Simple full text indexing and searching library for Java
repositories {
jcenter()
}
dependencies {
compile 'com.haeungun.indexer4j:indexer4j:<:the-latest-version>'
}
<dependency>
<groupId>com.haeungun.indexer4j</groupId>
<artifactId>indexer4j</artifactId>
<version>the-latest-version</version>
<type>pom</type>
</dependency>
- Support TF-IDF, BM25 score
- Support Regex, N-gram tokenizer
- Easy indexing with field annotation
- Parrallel build and search
- Support JDK 11 CI on travis CI (Jacoco does not support JDK11 yet)
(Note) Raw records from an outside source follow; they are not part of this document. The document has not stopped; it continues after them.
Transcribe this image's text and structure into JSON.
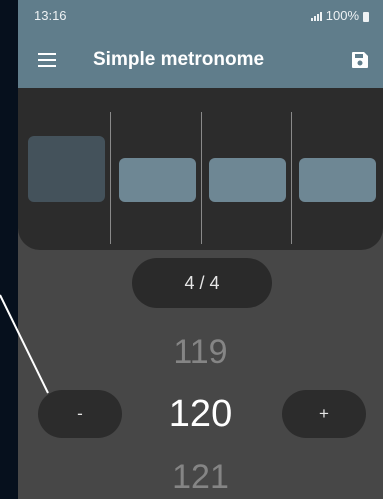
{
  "status": {
    "time": "13:16",
    "battery": "100%"
  },
  "appbar": {
    "title": "Simple metronome"
  },
  "beats": {
    "count": 4,
    "active_index": 0
  },
  "time_signature": "4 / 4",
  "tempo": {
    "previous": "119",
    "current": "120",
    "next": "121"
  },
  "buttons": {
    "minus": "-",
    "plus": "+"
  },
  "colors": {
    "primary": "#607d8b",
    "background": "#474747",
    "beat": "#6e8794",
    "active_beat": "#44525b",
    "panel": "#2c2c2c"
  },
  "icons": [
    "menu-icon",
    "save-icon",
    "signal-icon",
    "battery-icon"
  ]
}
- Improve saving and loading features
@Document
public class ExampleDocument {
@DocumentId
private String id;
@DocumentField
private String title;
@DocumentField
private String contents;
public ExampleDocument(String id, String title, String contents) {
this.id = id;
this.title = title;
this.contents = contents;
}
public String getId() {
return id;
}
public String getTitle() {
return title;
}
public String getContents() {
return contents;
}
}
List<ExampleDocument> documents = Arrays.asList(
new ExampleDocument("doc1", "First Document", "Lorem Lorem Lorem Lorem Lorem"),
new ExampleDocument("doc2", "Third Document", "Lorem is hello java python"),
new ExampleDocument("doc3", "Second Document", "Lorem ipsum dolor"),
new ExampleDocument("doc4", "Forth Document", "Lorem"));
Indexer<ExampleDocument> index = new Indexer<>();
for (ExampleDocument document : documents) {
index.add(document);
}
index.build();
List<SearchResult> result = index.search("First");
// output => [{docId="doc1", score="..."}]
List<SearchResult> result2 = index.search("Lorem ipsum");
// output = [{docId="doc3", score="..."}, {docId="doc1", score="..."}, ...]